What have you been doing today? That’s a normal sort of question from one spouse to another I guess, when one of the pair has taken off to bright lights and city on the other side of the world for 3 months.
But today I’m glad I don’t have to answer that question, on a FB video, or What’s App call, where Mr P might notice a flicker of embarrassment as I mumble “er not much.” For today, there’s no thing of substance to report. I haven’t hired a junk or hiked the Dragon’s Back. No Harbour Cruise, or Big Buddha, well not today anyway.
Today I made porridge, with bananas and blueberries. The first cooking I’ve done in over a week. And I brewed ginger, lemon and honey tea. I washed my clothes, changed my bed, sorted my stuff. And sorted my stuff. And sorted my stuff some more. For someone with so little stuff, I seem to spend an unproportionate amount of time tending it, as though each individual item were some small child or animal needing daily monitoring and encouragement. But I noticed how happy each item made me as I lovingly put it back in its rightful place. The 3b pencils, the little pots of honey and ginger tea, charging cables, the little key fob that reminds me of my beautiful Granddaughter Phoebe. I don’t remember the last time I smiled when I changed a sheet on a bed. A task usually done with lots of whingeing and complaining.
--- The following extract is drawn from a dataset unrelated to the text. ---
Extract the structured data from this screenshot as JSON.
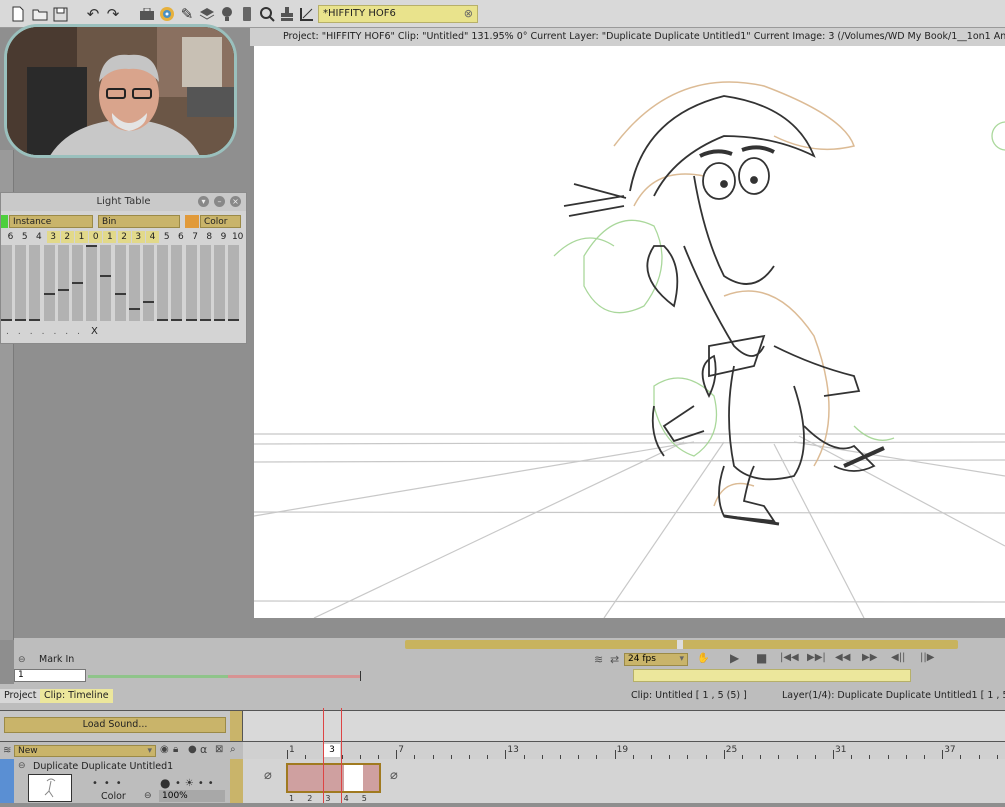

I was never a huge fan of Eckhart Tolle’s work, but the one thing I do remember is something about needing to build and tend one’s base camp if one is to climb mountains. And over the years I’ve got good at this, building base camps, literal ones and my own internal one, that I tend through meditation, writing, reading, swimming, yoga, playing my saxophone.
So no mountain climbed today my love, today has been about base camp stuff, so I am ready to climb the mountain tomorrow, maybe.
But I did head out, for hostel living can get a little claustrophobic, and joy oh joy I found a saxophone shop just one MTR stop away. Hired me a saxophone and was given a book of Christmas songs. And invited to go back and join one of the little offshoot groups, that informally play after group lessons.
I then decided to go for my daily swim on the way home, walking with the sax, instead of taking the MTR. Bit of a stupid idea, but I knew if I went back to the hostel I might not get out again. And not an easy feat with so many shoppers on the street enjoying HK’s national pastime and me lumbering along with a big black case. At one point I thought of stopping and seeing if the tide of fervent shoppers might just sweep me along, so tightly were we pressed together.
I wasn’t sure what I would do with the sax whilst I swam, sort of hoped I could leave it with the Security Office. But no, lots of fast and loud Cantonese, lots of head shaking and pointing. ‘You go down, you go down’ a cleaning lady interrupts my vain attempts to give the guard the borrowed sax. So I follow her down to level 2, the training pool area, wondering what I will find. And lo and behold, a long bay of exceedingly large, lockable lockers, so big I could have got in one and played the damned sax.
So here I am, home to HK. I’m tending my little, temporary, base camp, and there’s no doubt in my mind. Hong Kong, you got your prodigal daughter well and truly covered. Thank you.